本研究旨在阐明人活化的巨噬细胞杀伤肿瘤细胞的机制。由ifn - γ和合成佐剂的协同作用诱导的膜相关interieukin 1α (il - 1α)被发现是人单菌介导的肿瘤细胞杀伤的介质。人肺泡巨噬细胞和单核细胞来源的巨噬细胞比血超声细胞更能产生细胞相关的IL-1alpa活性和肿瘤坏死因子（TNF）。我们还发现，人单核细胞介导的对人塞拉纳（A375）细胞的细胞毒性部分是由一种新的肿瘤细胞毒性因子介导的（KW, 30,000; PI 6），不同于IL-1和tmf - α。分析了肺癌患者血单核细胞表达抗肿瘤活性和产生IL-1的能力。肺癌的存在显著增加了血单核细胞的数量。与那些健康的供者相比，这些单核细胞的自发灭瘤活性略高。然而，两组之间IL-1的产生没有差异。在合成免疫佐剂孵育后，肺癌患者的血液单核细胞比健康供者的细胞趋向性低，但在脂质体免疫佐剂激活后，其毒性与健康供者相同。人ii -2激活的杀伤细胞对肺泡巨噬细胞和由血液超声细胞中GM-CSF成熟的巨噬细胞具有细胞毒性。这些观察结果表明，肺泡巨噬细胞可能通过产生细胞相关的il -1 α和INF，在肺部炎症和免疫反应的原位调节中发挥关键作用。

项目成果

Inamura, N., et al.: "Tumor cytotoxicity of human monocyte membrane-IL-1 induced by synergistic actions of interferon r and synthetic acyltripeptide, FK-562" Cancer Immunology Immunotherapy 28:164-170, 1989.

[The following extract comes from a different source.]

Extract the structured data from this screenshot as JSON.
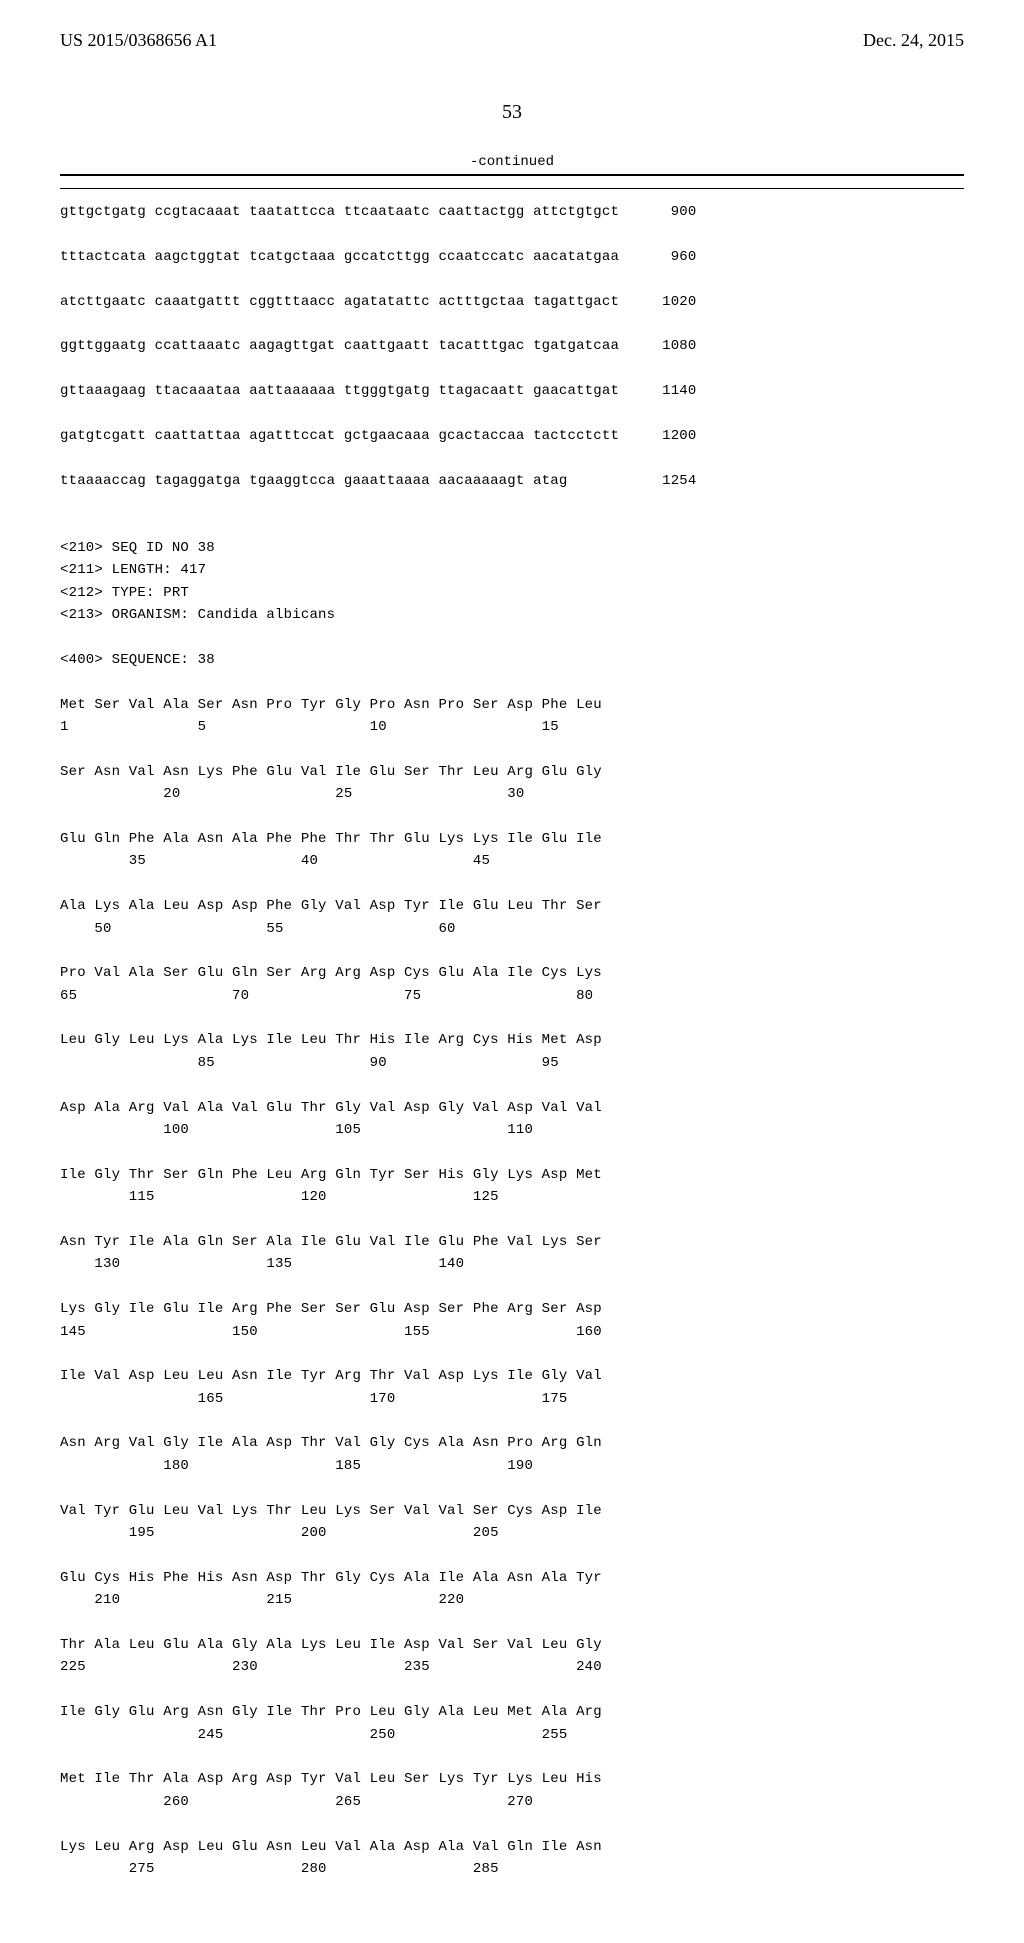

Inamura，N.，等人：“干扰素 r 和合成酰基三肽 FK-562 的协同作用诱导的人单核细胞膜 -IL-1 的肿瘤细胞毒性”，癌症免疫学免疫疗法 28：164-170，1989。

Inamura,N.: "Tumor cytotoxicity of human monocyte membrane-bound IL-1α induced by synergistic actions of interferon γ and synthetic acyltripeptide,FK-565" Cancer Immunology Immunotherapy. 28. 164-170 (1989)

Inamura, N.：“干扰素 γ 和合成酰基三肽 FK-565 的协同作用诱导的人单核细胞膜结合 IL-1α 的肿瘤细胞毒性”癌症免疫学免疫治疗 28. 164-170 (1989)。

S.Sone,et al: The Journal of National Cancer Institute. 80. 425-431 (1988)

S.Sone 等人：《国家癌症研究所杂志》。

S.Sone,et al: Cancer Immunology and Immumotherapy. 27. 33-37 (1988)

S.Sone 等人：癌症免疫学和免疫治疗。

Kimura, S., et al.: "Antitumor potential of pleural cavity macrophages in lung cancer patients without malignant effusion" British Journal of Cancer 59:535-539, 1989.

Kimura, S., 等人：“无恶性积液的肺癌患者胸膜腔巨噬细胞的抗肿瘤潜力”British Journal of Cancer 59:535-539, 1989。